Gunmen kill 2 men at beach resort

PUERTO VALLARTA, Mexico Witnesses told police that a gunman approached Gordon Douglas Kendall and Jeffrey Ronald Ivans outside the building they were staying in and shot Kendall, according to Jalisco state prosecutor Guillermo Diaz.

The gunman then chased Ivans to the pool area and shot him. Witnesses said two other gunmen arrived minutes later and repeatedly shot the dead or dying Canadians, Diaz said. The men fled and no arrests have been made.

Diaz said Ivans was carrying a handgun, though he apparently was not able to use it before he was shot. It is unusual for people in Mexico, particularly foreigners, to carry handguns. It was not clear if Ivans had a permit.

Diaz said police have reports that the men were involved in real estate developments in another nearby resort area, Bahia de Banderas.

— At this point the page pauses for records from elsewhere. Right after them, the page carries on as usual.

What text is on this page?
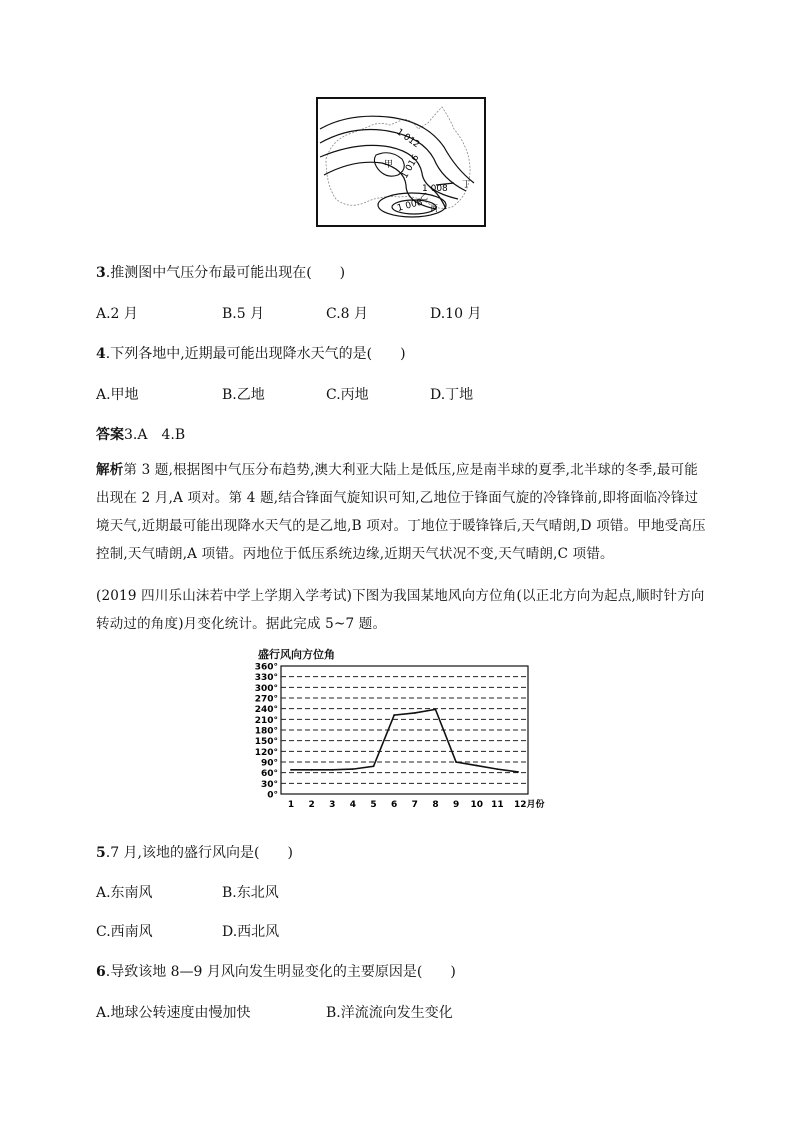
1 012
1 016
1 008
1 008
甲
乙
丙
丁
3.推测图中气压分布最可能出现在(　　)
A.2 月	B.5 月	C.8 月	D.10 月
4.下列各地中,近期最可能出现降水天气的是(　　)
A.甲地	B.乙地	C.丙地	D.丁地
答案3.A　4.B
解析第 3 题,根据图中气压分布趋势,澳大利亚大陆上是低压,应是南半球的夏季,北半球的冬季,最可能出现在 2 月,A 项对。第 4 题,结合锋面气旋知识可知,乙地位于锋面气旋的冷锋锋前,即将面临冷锋过境天气,近期最可能出现降水天气的是乙地,B 项对。丁地位于暖锋锋后,天气晴朗,D 项错。甲地受高压控制,天气晴朗,A 项错。丙地位于低压系统边缘,近期天气状况不变,天气晴朗,C 项错。
(2019 四川乐山沫若中学上学期入学考试)下图为我国某地风向方位角(以正北方向为起点,顺时针方向转动过的角度)月变化统计。据此完成 5~7 题。
盛行风向方位角
0°
30°
60°
90°
120°
150°
180°
210°
240°
270°
300°
330°
360°
1 2 3 4 5 6 7 8 9 10 11 12月份
5.7 月,该地的盛行风向是(　　)
A.东南风	B.东北风
C.西南风	D.西北风
6.导致该地 8—9 月风向发生明显变化的主要原因是(　　)
A.地球公转速度由慢加快	B.洋流流向发生变化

Investigators have not determined a motive for the killing.

Sgt. Bill Whalen of the Royal Canadian Mounted Police said the service's organized crime and gang units suspected Kendall and Ivans of being in the drug trade in the Canadian province of British Columbia.

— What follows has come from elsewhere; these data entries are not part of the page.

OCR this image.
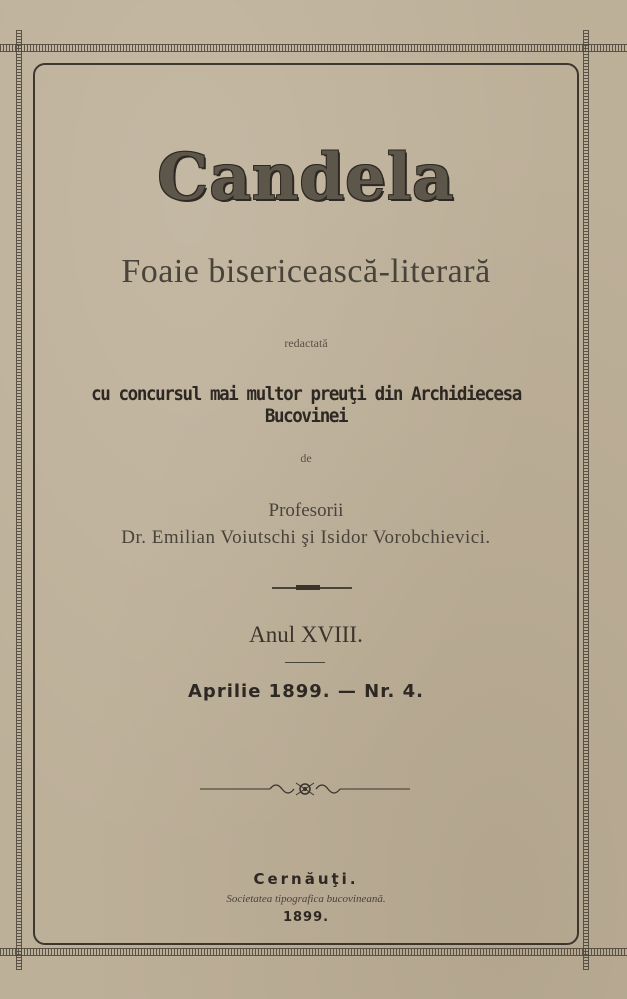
Candela
Foaie bisericească-literară
redactată
cu concursul mai multor preuţi din Archidiecesa Bucovinei
de
Profesorii
Dr. Emilian Voiutschi şi Isidor Vorobchievici.
Anul XVIII.
Aprilie 1899. — Nr. 4.
Cernăuţi.
Societatea tipografica bucovineană.
1899.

"We were aware of who they were, that they were in Mexico and that they were involved in the drug trade," said Whalen, an officer in the RCMP's Combined Forces Special Enforcment Unit.

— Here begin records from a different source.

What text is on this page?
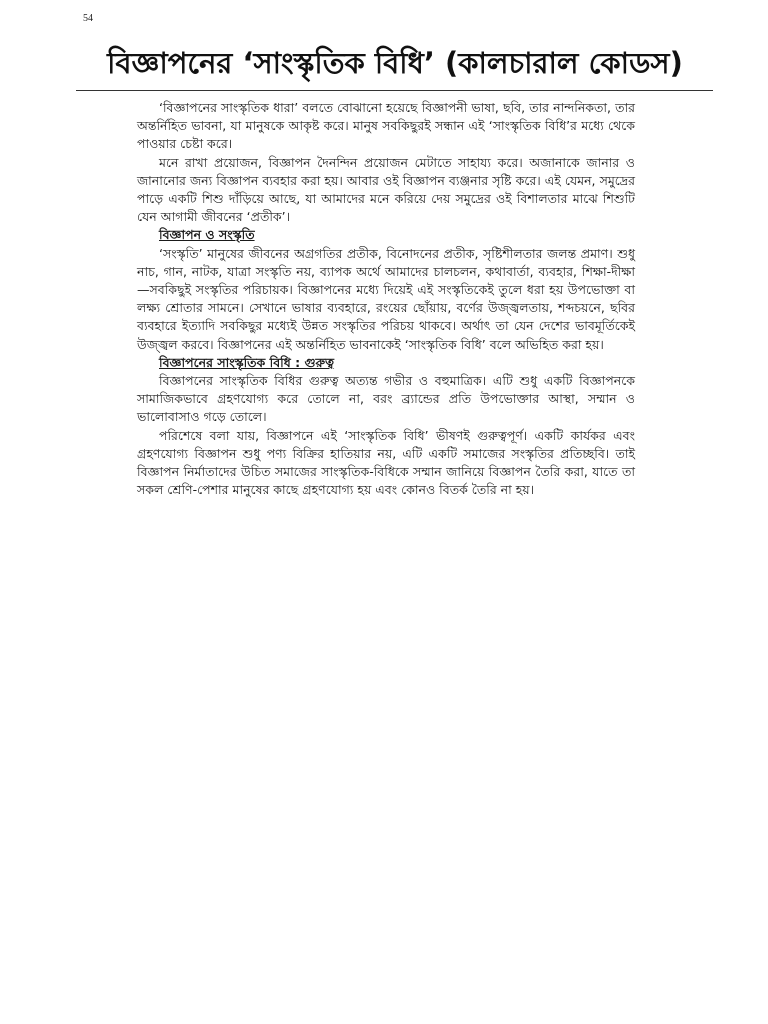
54
বিজ্ঞাপনের ‘সাংস্কৃতিক বিধি’ (কালচারাল কোডস)

‘বিজ্ঞাপনের সাংস্কৃতিক ধারা’ বলতে বোঝানো হয়েছে বিজ্ঞাপনী ভাষা, ছবি, তার নান্দনিকতা, তার অন্তর্নিহিত ভাবনা, যা মানুষকে আকৃষ্ট করে। মানুষ সবকিছুরই সন্ধান এই ‘সাংস্কৃতিক বিধি’র মধ্যে থেকে পাওয়ার চেষ্টা করে।

মনে রাখা প্রয়োজন, বিজ্ঞাপন দৈনন্দিন প্রয়োজন মেটাতে সাহায্য করে। অজানাকে জানার ও জানানোর জন্য বিজ্ঞাপন ব্যবহার করা হয়। আবার ওই বিজ্ঞাপন ব্যঞ্জনার সৃষ্টি করে। এই যেমন, সমুদ্রের পাড়ে একটি শিশু দাঁড়িয়ে আছে, যা আমাদের মনে করিয়ে দেয় সমুদ্রের ওই বিশালতার মাঝে শিশুটি যেন আগামী জীবনের ‘প্রতীক’।

বিজ্ঞাপন ও সংস্কৃতি

‘সংস্কৃতি’ মানুষের জীবনের অগ্রগতির প্রতীক, বিনোদনের প্রতীক, সৃষ্টিশীলতার জলন্ত প্রমাণ। শুধু নাচ, গান, নাটক, যাত্রা সংস্কৃতি নয়, ব্যাপক অর্থে আমাদের চালচলন, কথাবার্তা, ব্যবহার, শিক্ষা-দীক্ষা—সবকিছুই সংস্কৃতির পরিচায়ক। বিজ্ঞাপনের মধ্যে দিয়েই এই সংস্কৃতিকেই তুলে ধরা হয় উপভোক্তা বা লক্ষ্য শ্রোতার সামনে। সেখানে ভাষার ব্যবহারে, রংয়ের ছোঁয়ায়, বর্ণের উজ্জ্বলতায়, শব্দচয়নে, ছবির ব্যবহারে ইত্যাদি সবকিছুর মধ্যেই উন্নত সংস্কৃতির পরিচয় থাকবে। অর্থাৎ তা যেন দেশের ভাবমূর্তিকেই উজ্জ্বল করবে। বিজ্ঞাপনের এই অন্তর্নিহিত ভাবনাকেই ‘সাংস্কৃতিক বিধি’ বলে অভিহিত করা হয়।

বিজ্ঞাপনের সাংস্কৃতিক বিধি : গুরুত্ব

বিজ্ঞাপনের সাংস্কৃতিক বিধির গুরুত্ব অত্যন্ত গভীর ও বহুমাত্রিক। এটি শুধু একটি বিজ্ঞাপনকে সামাজিকভাবে গ্রহণযোগ্য করে তোলে না, বরং ব্র্যান্ডের প্রতি উপভোক্তার আস্থা, সম্মান ও ভালোবাসাও গড়ে তোলে।

পরিশেষে বলা যায়, বিজ্ঞাপনে এই ‘সাংস্কৃতিক বিধি’ ভীষণই গুরুত্বপূর্ণ। একটি কার্যকর এবং গ্রহণযোগ্য বিজ্ঞাপন শুধু পণ্য বিক্রির হাতিয়ার নয়, এটি একটি সমাজের সংস্কৃতির প্রতিচ্ছবি। তাই বিজ্ঞাপন নির্মাতাদের উচিত সমাজের সাংস্কৃতিক-বিধিকে সম্মান জানিয়ে বিজ্ঞাপন তৈরি করা, যাতে তা সকল শ্রেণি-পেশার মানুষের কাছে গ্রহণযোগ্য হয় এবং কোনও বিতর্ক তৈরি না হয়।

Whalen said Ivans pleaded guilty in Kamloops, British Columbia, in 2002 to one charge of drug trafficking and was fined $1,000.

British Columbia's capital, Vancouver, has seen a surge in crime since the start of the year. Canadian police say at the root of the increase are drug gangs, with a Mexican cocaine supply line heading north through California to the city.

In Mexico's Michoacan state, which borders Jalisco, police arrested three federal agents for allgedly passing information to organized crime.

The Public Safety Department said in a statement the three agents, ages 33, 37 and 38, were assigned to the port city of Lazaro Cardenas as part of President Felipe Calderon's crackdown on organized crime.

One of the officers was carrying 200,000 pesos ($15,000) when arrested and investigators believe it was money received for informing on police operations, it said.

Calderon first launched a crackdown against organized crime in Michoacan, his home state, deploying thousands of soldiers and federal agents shortly after taking office.

Drug traffickers have responded fiercely, unleashing unprecedented violence with shootouts and gruesome decapitations. More than 13,500 people have been killed by drug violence in since December 2006. The government says most of the dead were involved in drug trafficking.